Я сидел, мысленно представляя, как Траверса везут в морг. Или того хуже: он все еще погребен под толщей снега. И я уже ничего не могу с этим поделать.

— Знаешь, я и вправду думаю, что тебе пора осваивать трассу «А», — заметила Каролина, когда мы покончили с завтраком. — Твои успехи выше всяких похвал.

— Да уж, — ответил я, погруженный в свои мысли.

На всем пути до горы я, кажется, не произнес больше ни слова.

— С тобой все в порядке, дорогой? — поинтересовалась Каролина, когда мы ехали с ней на подъемнике.

— Вполне, — сказал я, не в силах взглянуть вниз, в расщелину. Траверс все еще там или уже в морге?

— У тебя вид испуганного малыша. После работы, которую ты проделал на этой неделе, ты вполне можешь присоединиться ко мне, — приободрила меня жена.

Я слабо улыбнулся. Когда мы достигли самой вершины, я спрыгнул с подъемника чуть раньше, чем следовало. А сделав второй шаг, понял, что вывихнул лодыжку.

Каролина отнеслась к этому без всякого сочувствия. Она заподозрила, что я специально сделал это, чтобы не выходить на сложную трассу. Вскоре она пронеслась мимо меня и умчалась вниз, я же бесславно спустился на подъемнике. В самом низу я взглянул на механика, но он не удостоил меня взглядом. Я прихрамывая побрел в травмпункт.

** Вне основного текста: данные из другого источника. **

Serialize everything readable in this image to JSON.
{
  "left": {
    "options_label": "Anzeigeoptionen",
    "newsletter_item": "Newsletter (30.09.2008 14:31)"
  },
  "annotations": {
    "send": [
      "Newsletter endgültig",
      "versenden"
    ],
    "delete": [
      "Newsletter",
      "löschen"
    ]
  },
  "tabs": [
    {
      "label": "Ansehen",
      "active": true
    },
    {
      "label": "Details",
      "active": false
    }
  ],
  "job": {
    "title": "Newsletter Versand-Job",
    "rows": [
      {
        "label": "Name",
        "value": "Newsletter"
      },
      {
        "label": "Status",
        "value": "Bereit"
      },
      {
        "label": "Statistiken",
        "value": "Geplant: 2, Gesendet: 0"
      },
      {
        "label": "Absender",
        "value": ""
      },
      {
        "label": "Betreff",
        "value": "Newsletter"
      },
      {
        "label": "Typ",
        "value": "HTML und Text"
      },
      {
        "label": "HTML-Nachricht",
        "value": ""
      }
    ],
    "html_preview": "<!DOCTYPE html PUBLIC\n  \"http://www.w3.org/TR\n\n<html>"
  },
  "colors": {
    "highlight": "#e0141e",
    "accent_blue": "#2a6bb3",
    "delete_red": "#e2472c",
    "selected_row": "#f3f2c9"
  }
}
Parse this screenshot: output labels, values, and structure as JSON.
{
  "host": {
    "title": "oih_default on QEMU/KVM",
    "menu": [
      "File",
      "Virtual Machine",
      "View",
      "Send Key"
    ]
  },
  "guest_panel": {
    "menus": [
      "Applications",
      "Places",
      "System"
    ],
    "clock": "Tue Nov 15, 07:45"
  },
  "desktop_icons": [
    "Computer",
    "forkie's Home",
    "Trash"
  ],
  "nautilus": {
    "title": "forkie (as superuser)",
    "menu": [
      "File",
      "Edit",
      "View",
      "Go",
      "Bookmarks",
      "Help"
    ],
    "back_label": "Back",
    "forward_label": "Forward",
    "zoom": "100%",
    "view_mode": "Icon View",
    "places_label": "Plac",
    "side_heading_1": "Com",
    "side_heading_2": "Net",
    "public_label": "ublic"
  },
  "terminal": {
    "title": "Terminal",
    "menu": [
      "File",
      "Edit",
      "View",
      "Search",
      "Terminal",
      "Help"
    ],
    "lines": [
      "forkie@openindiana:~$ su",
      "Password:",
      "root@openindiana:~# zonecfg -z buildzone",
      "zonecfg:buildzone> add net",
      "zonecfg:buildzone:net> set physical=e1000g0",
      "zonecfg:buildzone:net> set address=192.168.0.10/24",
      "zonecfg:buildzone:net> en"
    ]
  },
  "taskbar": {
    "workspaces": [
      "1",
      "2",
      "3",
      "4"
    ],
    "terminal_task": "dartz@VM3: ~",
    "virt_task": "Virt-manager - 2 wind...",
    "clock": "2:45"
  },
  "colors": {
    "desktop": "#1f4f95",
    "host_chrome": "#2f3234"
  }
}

Каролина подошла туда через несколько минут.

Я объяснил, что дежурный врач подозревает перелом и требует, чтобы я немедленно отправлялся в больницу.

Каролина нахмурилась, отставила в сторону лыжи и отправилась искать такси, чтобы добраться до больницы.

Поездка была недолгой: судя по тому, как ловко водитель справлялся с коварными поворотами, дорога была хорошо ему знакома…

— Мы улетаем этим вечером, — сказал я, осторожно вставая на поврежденную ступню.

— Вы выбрали подходящий момент для травмы, — улыбнулся доктор.

Хромая, я вышел из рентген-кабинета и увидел, что Каролина сидит, склонившись над журналом.

— У тебя такой довольный вид, — отметила она, когда подняла голову.

— Еще бы! Что может быть хуже пары сломанных ног, поврежденной руки и шрама на лице?

— Какая же я недогадливая, — сказала Каролина. — А мне-то казалось, это простой вывих.

— Я не о себе, — уточнил я. — О Траверсе. Ну, помнишь, это утреннее происшествие? Там еще скорая приезжала. Но врачи говорят, что жить будет.

— Жаль, — сказала она, беря меня под руку. — После всего того, что ты перенес, я рассчитывала на твой полный успех.